Le soir, elle prit le temps de calculer ce qu’elle avait gagné en deux semaines. Avec son salaire fixe, cela représentait environ sept cent trente euros. Davantage que ce qu’elle touchait en deux mois dans son ancienne entreprise de logistique. Cette nouvelle existence ne lui apportait pas seulement une sensation de liberté intérieure ; elle lui offrait aussi une indépendance financière qu’elle n’avait plus connue depuis longtemps.

Sophie s’acheta une robe neuve et s’inscrivit dans une salle de sport. Il était temps de se remettre au centre de sa propre vie. De reprendre soin de son corps, marqué par le stress des derniers mois de mariage. De retrouver des envies, de découvrir d’autres activités, de rencontrer des gens différents.

À la salle, elle fit la connaissance de Claire, une femme de son âge qui venait elle aussi de divorcer. Elles commencèrent à discuter dans le vestiaire, d’abord de manière banale, puis avec une sincérité inattendue.

— Au début, j’avais peur, raconta Claire. Je pensais que je ne m’en sortirais jamais seule. Et finalement, je me débrouille même mieux que lorsque j’étais mariée.

— C’est exactement ça, approuva Sophie. Plus personne pour donner des ordres, critiquer chaque geste ou créer des problèmes à régler ensuite.

Claire eut un petit rire amer.

— Mon ex aussi a essayé de revenir. Pas pour reconstruire quoi que ce soit, non. Il voulait surtout que je continue à résoudre ses ennuis. Tu imagines le culot ?

— Très bien, répondit Sophie. J’ai vécu quelque chose de semblable.

— Et tu as fait quoi ?

— J’ai dit non. Une fois pour toutes.

— Tu as eu raison. Qu’ils se débrouillent avec ce qu’ils ont eux-mêmes provoqué.

Sophie hocha la tête. Elle comprenait maintenant à quel point il était précieux de croiser des personnes capables de ne pas juger, parce qu’elles avaient traversé une épreuve comparable. Claire savait ce que signifiait poser des limites, sans s’excuser d’exister.

De retour chez elle, Sophie se prépara un dîner simple et alluma la musique. Du jazz. Avant, elle l’écoutait presque toujours au casque, pour ne déranger personne, pour ne pas subir de remarque. Désormais, elle pouvait laisser les notes remplir tout l’appartement.

Le soir descendait doucement.
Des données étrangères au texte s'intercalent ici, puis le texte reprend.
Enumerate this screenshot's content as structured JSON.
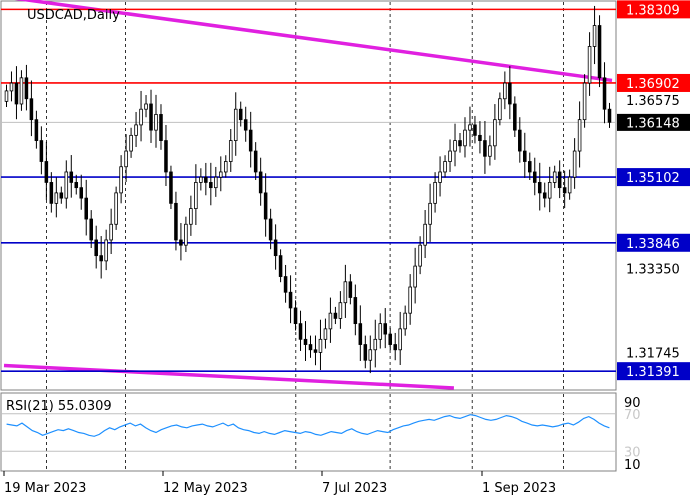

Dehors, les réverbères s’allumaient un à un, et des carrés de lumière apparaissaient aux fenêtres de l’immeuble d’en face. Sophie observait ce décor tranquille en pensant à tout ce qui avait basculé en un mois : le divorce, le nouveau travail, les nouveaux projets. Et surtout cette certitude nouvelle : plus personne ne déposerait sur ses épaules le poids des choix des autres.

Julien avait choisi Camille. À Camille, maintenant, de comprendre comment vivre avec sa belle-mère. Ou de constater qu’elle n’y parviendrait pas. Sophie, elle, ne participait plus à ce jeu.

Son téléphone resta silencieux. Ce silence était la preuve la plus nette que son ancien mari avait fini par comprendre : faire pression ne servirait à rien. Sophie le savait désormais avec une fermeté paisible — elle ne sauverait plus ceux qui s’étaient eux-mêmes mis dans l’impasse.